La trajectoire de la politique monétaire de la Suisse contraste fortement avec celle d'autres grandes économies. Alors que la Banque centrale européenne vient tout juste de commencer son cycle d'assouplissement et que la Réserve fédérale continue de retarder les baisses attendues, la Suisse a déjà mis en œuvre un assouplissement important et pourrait devoir aller plus loin.

Cette divergence crée des complications supplémentaires pour la BNS. À mesure que les écarts de taux d'intérêt entre la Suisse et d'autres grandes économies se creusent, la pression sur le franc pourrait s'intensifier davantage, ce qui pourrait nécessiter une action politique encore plus agressive.

« La BNS nage effectivement à contre-courant mondial », a observé un économiste d'une grande banque européenne. « Cette divergence politique crée une pression naturelle à la hausse sur le franc, qui pourrait s'avérer difficile à contrer sans revenir en territoire négatif. »

La voie à suivre : des décisions cruciales se profilent

À l'approche de l'été, les marchés financiers suivront la réunion de politique monétaire de juin de la BNS avec une intensité inhabituelle. Bien qu'une majorité d'économistes interrogés par Reuters et Bloomberg attribuent encore une probabilité relativement faible à la réintroduction des taux négatifs, le chœur des voix mettant en garde contre cette possibilité se fait de plus en plus fort à chaque progression du franc.

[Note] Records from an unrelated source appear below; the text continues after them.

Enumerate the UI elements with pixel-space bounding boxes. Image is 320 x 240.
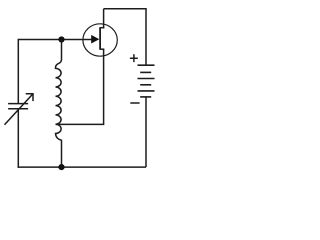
battery B1 long plate 3	[138, 90, 155, 92]
variable capacitor C1 arrow diagonal	[5, 94, 34, 125]
variable capacitor C1 top plate	[8, 103, 28, 105]
transistor Q1 gate arrow	[91, 35, 99, 44]
transistor Q1 channel bar	[99, 28, 101, 50]
battery B1 plus sign	[130, 54, 138, 62]
transistor Q1 drain jog	[100, 27, 105, 29]
wire left vertical upper	[17, 39, 19, 104]
wire top rail	[104, 8, 147, 10]
wire source vertical	[103, 49, 105, 125]
variable capacitor C1 arrow head	[26, 94, 33, 101]
wire right vertical upper	[145, 9, 147, 65]
wire right vertical lower	[145, 97, 147, 167]
battery B1 long plate 1	[138, 64, 155, 66]
wire left vertical lower	[17, 109, 19, 168]
battery B1 short plate 1	[140, 71, 151, 73]
battery B1 short plate 2	[140, 84, 151, 86]
transistor Q1 body circle	[83, 24, 117, 56]
wire bottom rail	[18, 166, 146, 168]
wire coil tap to source	[56, 123, 104, 125]
battery B1 short plate 3	[140, 96, 151, 98]
inductor L1 coil	[55, 40, 61, 168]
battery B1 long plate 2	[138, 78, 155, 80]
wire drain vertical	[103, 9, 105, 29]
transistor Q1 source jog	[100, 48, 105, 50]
battery B1 minus sign	[130, 102, 139, 104]
wire top-left rail	[18, 39, 91, 41]
node B junction dot bottom of coil	[58, 164, 64, 170]
node A junction dot top of coil	[58, 36, 64, 42]
variable capacitor C1 bottom plate	[8, 108, 28, 110]
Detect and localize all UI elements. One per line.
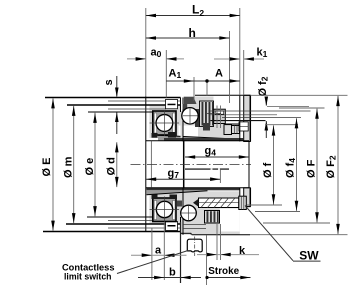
armature plate bottom lines [87,216,166,218]
dim d [116,142,118,187]
part top edge [195,94,250,96]
thread band [185,168,229,170]
right ext lines [250,94,347,96]
lower nut pack [205,211,220,224]
svg-text:Ø f: Ø f [262,162,274,178]
thread runout tick [219,170,221,183]
corner step wedge [184,97,197,104]
ext line k1 right [243,50,245,95]
SW leader [245,206,293,261]
pack lower clamp [203,123,210,131]
ext line A ref [206,81,208,95]
plate end cap top [180,98,182,113]
svg-text:Ø F2: Ø F2 [325,155,338,178]
sensor rod [199,198,239,208]
dim F2 [337,96,339,234]
upper small ball bracket [183,104,188,109]
svg-text:limit switch: limit switch [64,272,112,282]
right faces [239,95,241,141]
lower bearing foot [152,195,158,200]
part bottom edge [147,231,181,233]
dim g4 [185,156,249,158]
dim m [73,106,75,224]
svg-text:Ø f4: Ø f4 [284,158,297,178]
lower bearing block [153,198,176,222]
stud step faces [216,106,218,129]
upper bearing foot [152,133,158,138]
svg-text:Ø F: Ø F [305,159,317,178]
upper sloped web wedge [158,135,230,141]
svg-text:a: a [155,245,162,257]
dim A1 A [166,80,240,82]
svg-text:Ø e: Ø e [84,158,96,176]
svg-text:s: s [103,79,115,85]
stud end through flange [239,122,248,131]
dim F [316,109,318,223]
bore top edge [146,140,249,142]
ext line h right [229,31,231,103]
dim E [52,98,54,231]
right flange plate upper [244,95,251,141]
dim f4 [296,118,298,211]
svg-text:h: h [189,26,196,40]
dim h [146,37,230,39]
upper ball [156,115,173,132]
ext line L2 left [145,8,147,97]
upper bearing seals [154,113,156,133]
dim b [138,277,201,279]
svg-text:g4: g4 [205,145,217,158]
counterbore faces [150,141,152,188]
washer lines [183,224,206,226]
bottom ext lines [151,228,153,280]
housing step edge top [225,123,240,125]
svg-text:A1: A1 [169,68,182,81]
armature disc face line [145,97,147,233]
dim k [197,254,259,256]
right flange plate lower [244,188,251,207]
upper disc pack [200,101,214,127]
stud pocket white [214,96,240,124]
lower small ball [181,205,197,221]
gap bridge bottom (air gap white) [180,217,183,232]
stud lines [267,105,309,107]
bore right face [248,142,250,188]
coil housing front face [182,98,184,142]
lower ball [156,201,172,217]
stud centerline [207,113,222,115]
part body [43,95,311,256]
svg-text:k: k [239,245,246,257]
svg-text:g7: g7 [168,168,180,181]
svg-text:Ø E: Ø E [41,158,53,177]
svg-text:a0: a0 [151,47,162,60]
gap bridge top [181,111,184,138]
rivet box top [166,100,178,109]
svg-text:Ø f2: Ø f2 [257,76,270,96]
svg-text:Stroke: Stroke [208,265,239,277]
rivet box bottom [166,222,178,231]
lower bearing foot right [170,195,178,200]
sensor hex SW [239,196,247,209]
lower small ball bracket [177,201,182,207]
armature plate top lines [45,97,181,99]
main centerline [131,164,252,166]
dark band above bore [164,138,244,141]
ext line L2 right [239,8,241,95]
coil housing upper body [150,105,181,138]
white slot under ball2 [179,126,199,137]
dim a [131,254,187,256]
lower white pocket [220,209,240,232]
dim g7 [146,178,220,180]
svg-text:SW: SW [299,249,319,263]
lower bearing seals [154,201,156,220]
bore shoulder face [183,141,185,188]
coil housing lower body [150,191,181,224]
dim f [273,125,275,204]
svg-text:Ø m: Ø m [63,156,75,178]
ext line A1 [193,77,195,101]
svg-text:k1: k1 [257,47,268,60]
contactless leader [117,251,188,274]
ext line a0 right [165,50,167,98]
bore bottom edge [146,187,249,189]
dim a0 [127,58,146,60]
svg-text:A: A [215,68,223,80]
upper nut [214,109,226,123]
dim k1 [214,58,240,60]
dim L2 [146,15,240,17]
lower band below bore [147,188,240,191]
upper bearing foot right [168,132,176,138]
svg-text:b: b [169,267,176,279]
lower sloped web wedge [147,190,208,195]
upper bearing block [153,111,176,135]
sensor screw top [224,125,232,135]
upper small ball [195,109,200,127]
jaw piece [187,239,202,252]
svg-text:Ø d: Ø d [106,157,118,175]
dim e [94,113,96,217]
plate end cap bottom [180,217,182,232]
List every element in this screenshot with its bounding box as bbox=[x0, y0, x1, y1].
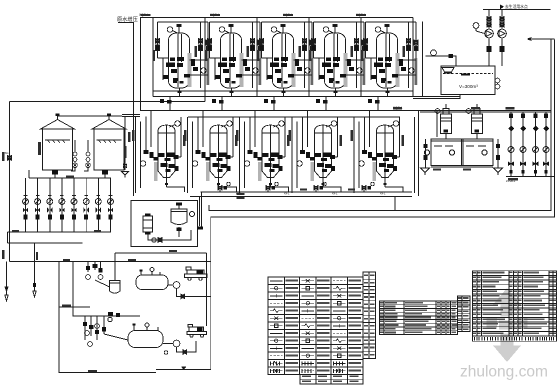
watermark logo bbox=[487, 288, 528, 362]
drain leg DL1 bbox=[6, 262, 8, 296]
wire left feed riser bbox=[9, 102, 11, 262]
label tank T2 side bbox=[128, 132, 131, 142]
wire clean area boundary bbox=[422, 22, 424, 97]
drum D2 bbox=[128, 331, 163, 348]
wire row2 header bbox=[140, 110, 551, 112]
wire drum1 feed line bbox=[115, 252, 207, 254]
valve column VC6 bbox=[83, 178, 89, 232]
softener unit S5 bbox=[350, 111, 404, 194]
label blobs on headers bbox=[2, 14, 518, 261]
wire raw water feed drop bbox=[133, 22, 135, 196]
filter unit F4 bbox=[308, 18, 366, 111]
clean water tank bbox=[441, 66, 500, 95]
wire skid riser bbox=[206, 253, 208, 326]
clean pump CP2 bbox=[498, 10, 507, 67]
pump leg PL3 bbox=[533, 112, 539, 177]
wire valve bank manifold left cap bbox=[7, 232, 9, 243]
dosing filter column bbox=[143, 216, 153, 232]
wire row1 bottom manifold B bbox=[153, 96, 413, 98]
drum1 inlet cluster bbox=[86, 262, 110, 288]
clean pump CP1 bbox=[485, 10, 494, 67]
wire row1 boundary drop bbox=[204, 97, 206, 102]
dosing tank bbox=[171, 209, 187, 225]
wire tank bottom pipe b bbox=[413, 95, 460, 99]
pump leg PL4 bbox=[543, 112, 549, 177]
wire row2 right pipes bbox=[415, 111, 438, 197]
wire gauge line bbox=[426, 56, 457, 66]
wire manifold drop a bbox=[199, 196, 201, 226]
drain valve cluster D4 bbox=[362, 182, 386, 195]
wire row1 left boundary bbox=[140, 18, 142, 111]
wire backwash line bbox=[10, 101, 206, 103]
wire pump manifold bottom bbox=[506, 176, 555, 178]
wire drum2 drain tick bbox=[182, 367, 185, 370]
pump leg PL2 bbox=[520, 112, 526, 177]
drum2 inlet cluster bbox=[83, 312, 128, 346]
drain leg DL2 bbox=[34, 243, 36, 291]
tank T1 bbox=[41, 114, 75, 179]
wire tank vent pipe bbox=[58, 115, 122, 117]
dosing unit box bbox=[131, 201, 198, 247]
filter unit F1 bbox=[152, 18, 210, 111]
wire row2 sub header bbox=[188, 116, 400, 118]
dosing gauge bbox=[152, 238, 156, 242]
valve column VC7 bbox=[95, 178, 101, 232]
label tank T1 side bbox=[38, 142, 41, 155]
level gauge LG bbox=[431, 50, 437, 56]
wire row1 bottom manifold A bbox=[153, 90, 413, 92]
pump stack PA bbox=[71, 140, 77, 171]
wire manifold left riser bbox=[28, 170, 30, 178]
skid unit K1 bbox=[185, 267, 208, 280]
wire manifold drop b bbox=[201, 192, 203, 229]
svg-text:去生活用水点: 去生活用水点 bbox=[505, 4, 528, 9]
svg-text:zhulong.com: zhulong.com bbox=[460, 364, 548, 381]
wire recycle line bbox=[10, 261, 211, 263]
svg-text:V=300m³: V=300m³ bbox=[459, 84, 478, 89]
pump drum2 bbox=[173, 340, 180, 347]
wire valve bank manifold upper bbox=[8, 231, 112, 233]
valve column VC5 bbox=[71, 178, 77, 232]
degasifier G2 bbox=[466, 104, 482, 139]
label discharge flag bbox=[500, 5, 504, 10]
tank right drain column bbox=[494, 139, 503, 175]
drum D1 aux vessel bbox=[110, 281, 121, 294]
filter unit F2 bbox=[204, 18, 262, 111]
dosing pump bbox=[190, 212, 195, 217]
wire tank outlet manifold bbox=[29, 177, 111, 179]
wire manifold riser bbox=[394, 196, 396, 210]
filter unit F5 bbox=[360, 18, 418, 111]
wire discharge arrow bbox=[528, 38, 555, 41]
wire row2 drain manifold B bbox=[190, 195, 412, 197]
dosing piping bbox=[148, 230, 191, 240]
valve feed V0 bbox=[8, 156, 12, 161]
wire interdrum pipe bbox=[73, 262, 140, 317]
wire tank feed branch b bbox=[122, 116, 140, 118]
wire valve bank manifold lower bbox=[8, 242, 83, 244]
wire row1 right boundary bbox=[412, 18, 414, 97]
svg-text:原水增压: 原水增压 bbox=[117, 15, 138, 23]
valve column VC1 bbox=[23, 178, 29, 232]
valve column VC8 bbox=[108, 178, 114, 232]
softener unit S3 bbox=[236, 111, 290, 194]
filter unit F3 bbox=[256, 18, 314, 111]
wire tank bottom pipe a bbox=[413, 96, 460, 98]
skid unit K2 bbox=[187, 325, 207, 338]
wire row2 header lower bbox=[420, 111, 551, 113]
wire clean pump discharge header bbox=[483, 9, 551, 11]
pump stack PB bbox=[84, 140, 90, 171]
intermediate water tank bbox=[424, 139, 493, 167]
pressure gauge PG bbox=[473, 23, 479, 29]
tank left drain column bbox=[421, 139, 430, 175]
valve column VC3 bbox=[47, 178, 53, 232]
dosing valve bbox=[158, 238, 162, 243]
narrow list strip bbox=[363, 272, 376, 359]
wire raw water header bbox=[140, 17, 413, 19]
tank T2 bbox=[92, 114, 126, 179]
equipment table middle bbox=[380, 301, 458, 335]
pump drum1 bbox=[173, 282, 180, 289]
wire raw water label stem bbox=[118, 22, 134, 24]
softener unit S4 bbox=[288, 111, 342, 194]
drain valve cluster D1 bbox=[218, 182, 242, 195]
pump leg PL1 bbox=[508, 112, 514, 177]
wire drum enclosure left bbox=[59, 262, 156, 373]
equipment table right bbox=[473, 271, 557, 342]
valve column VC4 bbox=[59, 178, 65, 232]
softener unit S2 bbox=[184, 111, 238, 194]
drain valve cluster D2 bbox=[266, 182, 290, 195]
wire long transfer pipe lower bbox=[156, 40, 555, 370]
wire drum1 feed drop bbox=[114, 253, 116, 280]
drum D1 bbox=[136, 275, 168, 290]
drain valve cluster D3 bbox=[314, 182, 338, 195]
wire long transfer pipe upper bbox=[209, 39, 551, 211]
valve column VC2 bbox=[35, 178, 41, 232]
drain funnel tick bbox=[198, 227, 203, 230]
wire blowdown branch bbox=[59, 306, 90, 308]
wire row2 drain manifold A bbox=[201, 191, 413, 193]
degasifier G1 bbox=[435, 104, 451, 139]
small list right of table2 bbox=[458, 296, 471, 332]
wire tank feed branch a bbox=[122, 114, 140, 116]
legend table bbox=[268, 277, 363, 384]
softener unit S1 bbox=[132, 111, 186, 194]
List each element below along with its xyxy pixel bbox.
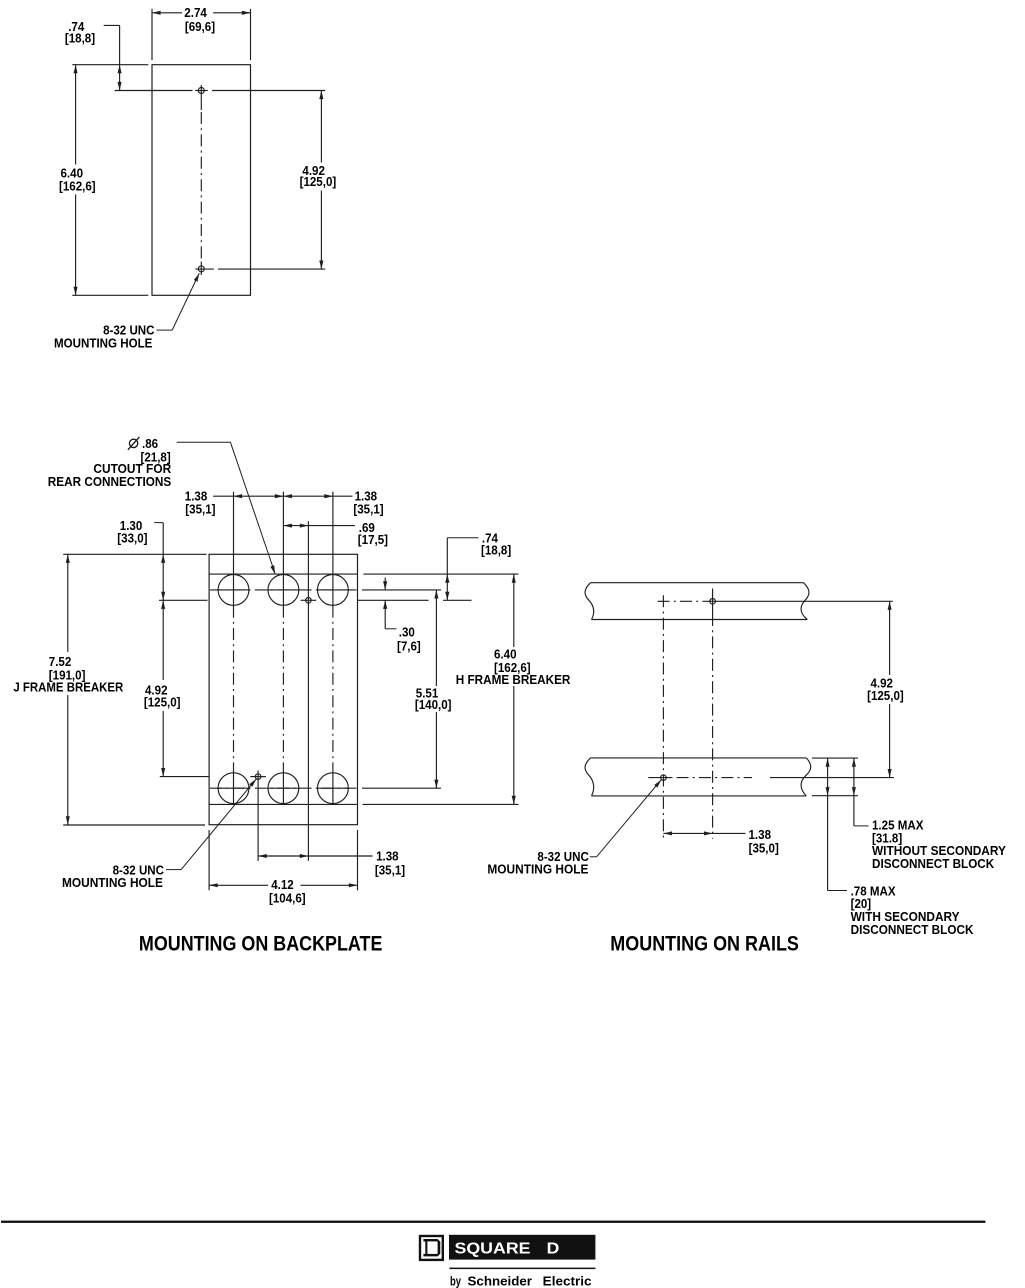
svg-text:[140,0]: [140,0] <box>415 698 452 713</box>
svg-text:MOUNTING ON RAILS: MOUNTING ON RAILS <box>610 932 799 955</box>
Square D logo: D square emblem <box>420 1236 443 1260</box>
dimension .30 [7,6] dimension lines with outside arrows <box>384 578 386 590</box>
svg-text:[125,0]: [125,0] <box>867 688 904 703</box>
top view: top hole horizontal line / extension <box>115 90 193 92</box>
rails view: top rail upper edge <box>591 582 804 584</box>
svg-text:.30: .30 <box>399 625 415 640</box>
dimension 6.40 [162,6] dimension line (backplate) <box>513 574 515 647</box>
svg-text:[104,6]: [104,6] <box>269 891 306 906</box>
svg-text:MOUNTING HOLE: MOUNTING HOLE <box>54 336 152 351</box>
svg-text:MOUNTING HOLE: MOUNTING HOLE <box>487 862 588 877</box>
svg-text:[18,8]: [18,8] <box>65 31 95 46</box>
svg-text:Schneider: Schneider <box>468 1274 533 1288</box>
dimension 5.51 [140,0] dimension line with arrows <box>435 590 437 686</box>
svg-text:[35,1]: [35,1] <box>185 502 215 517</box>
small hole vertical extension line (long, top to bottom dim) <box>307 521 309 861</box>
dimension 1.38 [35,0] dimension line with arrows (rails) <box>663 832 745 834</box>
svg-text:SQUARE: SQUARE <box>455 1240 531 1257</box>
rect-bottom extension line left (backplate) <box>63 824 205 826</box>
rect-bottom extension line left <box>72 294 148 296</box>
svg-text:[17,5]: [17,5] <box>358 532 388 547</box>
svg-text:[35,1]: [35,1] <box>353 502 383 517</box>
top view: bottom mounting hole <box>198 266 204 272</box>
dimension 2.74 [69,6] dimension line with arrows <box>152 12 182 14</box>
dimension 4.12 [104,6] dimension line with arrows <box>209 884 268 886</box>
top circle centerline extension right <box>362 589 441 591</box>
Square D logo: underline <box>449 1268 595 1270</box>
rails view: top hole horizontal centerline + extension right <box>658 600 704 602</box>
top view: top mounting hole <box>198 88 204 94</box>
dimension 4.92 [125,0] dimension line with arrows <box>320 91 322 163</box>
dimension 1.30 [33,0] leader and dimension line <box>154 522 163 524</box>
leader to bottom mounting hole (top view) <box>157 329 173 331</box>
top view: vertical centerline between mounting holes <box>200 112 202 260</box>
svg-text:H FRAME BREAKER: H FRAME BREAKER <box>456 672 571 687</box>
H-frame top extension line right <box>363 573 518 575</box>
svg-text:[35,1]: [35,1] <box>375 863 405 878</box>
dimension .74 [18,8] leader (backplate right) <box>447 537 478 539</box>
dimension 1.38 top dimension line with arrows <box>213 495 353 497</box>
rect-top extension line left <box>72 64 148 66</box>
dimension 1.25 MAX vertical line with arrows <box>853 758 855 826</box>
left extension line at bottom small hole level <box>160 776 209 778</box>
backplate view: H-frame top edge line <box>209 573 357 575</box>
dimension .69 [17,5] dimension line with arrows <box>283 525 355 527</box>
svg-text:D: D <box>547 1240 560 1257</box>
dimension 2.74 [69,6] extension lines <box>151 9 153 60</box>
rails view: left column centerline (dash-dot) <box>662 595 664 839</box>
backplate: bottom rear-connection cutout circles <box>218 773 249 804</box>
rails view: bottom rail left break squiggle <box>585 758 594 796</box>
rails view: bottom rail lower edge <box>592 795 807 797</box>
rails view: right column centerline (dash-dot) <box>712 614 714 839</box>
leader from cutout label to middle circle <box>177 441 231 443</box>
rails view: bottom rail mounting hole <box>661 775 667 781</box>
svg-text:[125,0]: [125,0] <box>144 695 181 710</box>
svg-text:DISCONNECT BLOCK: DISCONNECT BLOCK <box>851 922 974 937</box>
H-frame bottom extension line right <box>363 803 519 805</box>
svg-text:4.12: 4.12 <box>271 877 294 892</box>
backplate: top rear-connection cutout circles <box>218 575 249 606</box>
rails view: bottom rail upper edge <box>591 757 807 759</box>
leader to bottom small hole (backplate) <box>166 869 181 871</box>
footer horizontal rule <box>1 1221 985 1223</box>
left extension line at top small hole level <box>159 599 208 601</box>
bottom circle centerline extension right <box>362 787 441 789</box>
top view: bottom hole extension line right <box>218 268 325 270</box>
rails view: top rail right break squiggle <box>801 583 809 620</box>
backplate: column centerlines (dash-dot with solid cross in circles) <box>233 574 235 605</box>
rails view: bottom hole horizontal centerline + extension right <box>648 777 654 779</box>
svg-text:Electric: Electric <box>543 1274 592 1288</box>
backplate: top row horizontal centerline <box>210 589 358 591</box>
top view: breaker outline rectangle <box>152 65 251 296</box>
svg-text:[162,6]: [162,6] <box>59 179 96 194</box>
rect-top extension line left (backplate) <box>63 553 206 555</box>
dimension 7.52 [191,0] dimension line with arrows <box>67 554 69 652</box>
dimension .74 [18,8] leader and dimension line <box>104 24 120 26</box>
svg-text:MOUNTING HOLE: MOUNTING HOLE <box>62 875 163 890</box>
label dia .86 cutout for rear connections <box>128 437 139 450</box>
top view: bottom hole cross line <box>195 268 214 270</box>
dimension 1.38 [35,1] bottom dimension line with arrows <box>258 855 372 857</box>
bottom small hole extension line down <box>257 771 259 861</box>
leader to bottom rail hole (rails) <box>590 856 597 858</box>
backplate: bottom row horizontal centerline <box>210 787 358 789</box>
backplate view: breaker outline rectangle (J frame) <box>209 554 357 824</box>
rails view: top rail mounting hole <box>710 599 716 605</box>
svg-text:[7,6]: [7,6] <box>397 639 421 654</box>
svg-text:[35,0]: [35,0] <box>749 841 779 856</box>
Square D logo: black banner with SQUARE D text <box>449 1235 595 1260</box>
svg-text:[125,0]: [125,0] <box>300 175 337 190</box>
backplate: bottom small mounting hole <box>255 774 261 780</box>
svg-text:1.38: 1.38 <box>748 827 771 842</box>
svg-text:[18,8]: [18,8] <box>481 543 511 558</box>
rails view: top rail lower edge <box>592 619 808 621</box>
svg-text:1.38: 1.38 <box>376 849 399 864</box>
svg-text:2.74: 2.74 <box>184 5 207 20</box>
extension lines above top circles <box>233 492 235 575</box>
rails: max rail width extension lines right <box>812 757 858 759</box>
rect corner extension lines down <box>208 830 210 890</box>
rails view: top rail left break squiggle <box>585 583 594 620</box>
svg-text:DISCONNECT BLOCK: DISCONNECT BLOCK <box>872 856 994 871</box>
backplate: top small mounting hole <box>306 598 312 604</box>
dimension 4.92 [125,0] dimension line (rails) <box>889 601 891 675</box>
dimension 4.92 [125,0] dimension line (backplate) <box>162 600 164 680</box>
svg-text:by: by <box>450 1274 461 1288</box>
svg-text:REAR CONNECTIONS: REAR CONNECTIONS <box>48 474 171 489</box>
svg-text:J FRAME BREAKER: J FRAME BREAKER <box>13 680 123 695</box>
svg-text:[69,6]: [69,6] <box>185 20 215 35</box>
svg-text:[33,0]: [33,0] <box>117 531 147 546</box>
svg-text:MOUNTING ON BACKPLATE: MOUNTING ON BACKPLATE <box>139 932 383 955</box>
rails view: top hole vertical cross <box>712 589 714 615</box>
rails view: bottom rail right break squiggle <box>801 758 811 796</box>
backplate view: H-frame bottom edge line <box>209 803 357 805</box>
dimension 6.40 [162,6] dimension line with arrows <box>75 65 77 165</box>
top hole extension line right (broken at 5.51 line) <box>358 599 429 601</box>
dimension .78 MAX vertical line with arrows <box>827 758 829 890</box>
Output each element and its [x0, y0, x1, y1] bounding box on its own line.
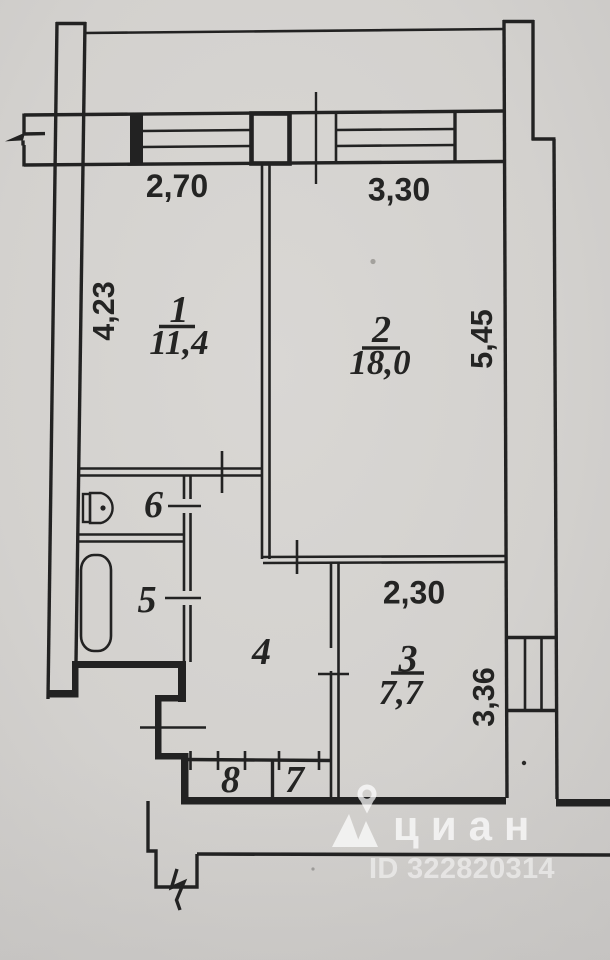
ticks on closets 7/8 wall [191, 751, 320, 770]
toilet tank [83, 494, 90, 522]
window 2 panes [336, 129, 455, 146]
top-left pillar [48, 22, 86, 699]
bottom-left protrusion [148, 801, 197, 887]
svg-text:3,36: 3,36 [467, 667, 501, 726]
ceiling line [85, 29, 504, 33]
south thick wall [181, 797, 610, 807]
wall right of WC and bathroom with door openings [184, 476, 191, 662]
window 2 right edge [453, 112, 456, 162]
window 2 left edge [335, 113, 338, 163]
bathtub [81, 555, 111, 651]
svg-text:11,4: 11,4 [149, 323, 208, 362]
room 1 bottom wall (double line) [79, 469, 261, 476]
window 1 panes [143, 130, 251, 147]
bath door tick [165, 597, 201, 600]
band left cap [22, 114, 25, 167]
svg-text:4: 4 [251, 631, 271, 673]
svg-text:ID 322820314: ID 322820314 [369, 853, 555, 885]
watermark map pin [357, 785, 376, 814]
7/8 divider [271, 760, 274, 799]
svg-text:5: 5 [138, 579, 157, 621]
room 2 fraction underline [362, 346, 400, 349]
room1 door tick [221, 451, 224, 493]
WC door tick [168, 505, 201, 508]
long thin bottom line [197, 854, 610, 855]
entry vestibule thick walls [155, 664, 189, 801]
svg-text:6: 6 [144, 484, 163, 526]
svg-text:5,45: 5,45 [465, 309, 499, 368]
bottom zigzag break [172, 869, 185, 910]
room2 door tick [296, 540, 299, 574]
svg-text:7: 7 [285, 759, 306, 801]
room 2 bottom wall (double line) [263, 556, 505, 563]
svg-text:3,30: 3,30 [368, 172, 430, 208]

Le Chief Investment Office d'UBS anticipe une dernière baisse de 25 points de base en septembre, marquant la fin du cycle d'assouplissement. Cette vision relativement modérée contraste fortement avec les attentes de Goldman Sachs, qui prévoit un taux final de -0,25 % d'ici le même mois.

Dans ce contexte d'incertitude, les exportateurs et les institutions financières suisses préparent déjà des plans d'urgence pour un éventuel retour à l'environnement de taux négatifs qu'ils ont connu de 2015 à 2022.

« Nous avons déjà été là », a fait remarquer le directeur financier d'une entreprise manufacturière suisse de taille moyenne. « La différence cette fois-ci est que l'environnement économique mondial semble considérablement plus fragile, et que la BNS a moins de marge de manœuvre. »

Pour le président Schlegel et ses collègues de la BNS, les mois à venir mettront à l'épreuve leur volonté de déployer à nouveau des mesures extraordinaires pour défendre la stabilité économique de la Suisse. Avec environ une chance sur trois que le taux directeur atteigne -0,25 % d'ici septembre, selon les analystes de marché, le retour des taux négatifs dans l'une des économies les plus stables d'Europe se profile désormais comme une possibilité bien réelle — une évolution qui se répercuterait bien au-delà des frontières de la Suisse et signalerait la profondeur des défis auxquels est confrontée l'économie mondiale.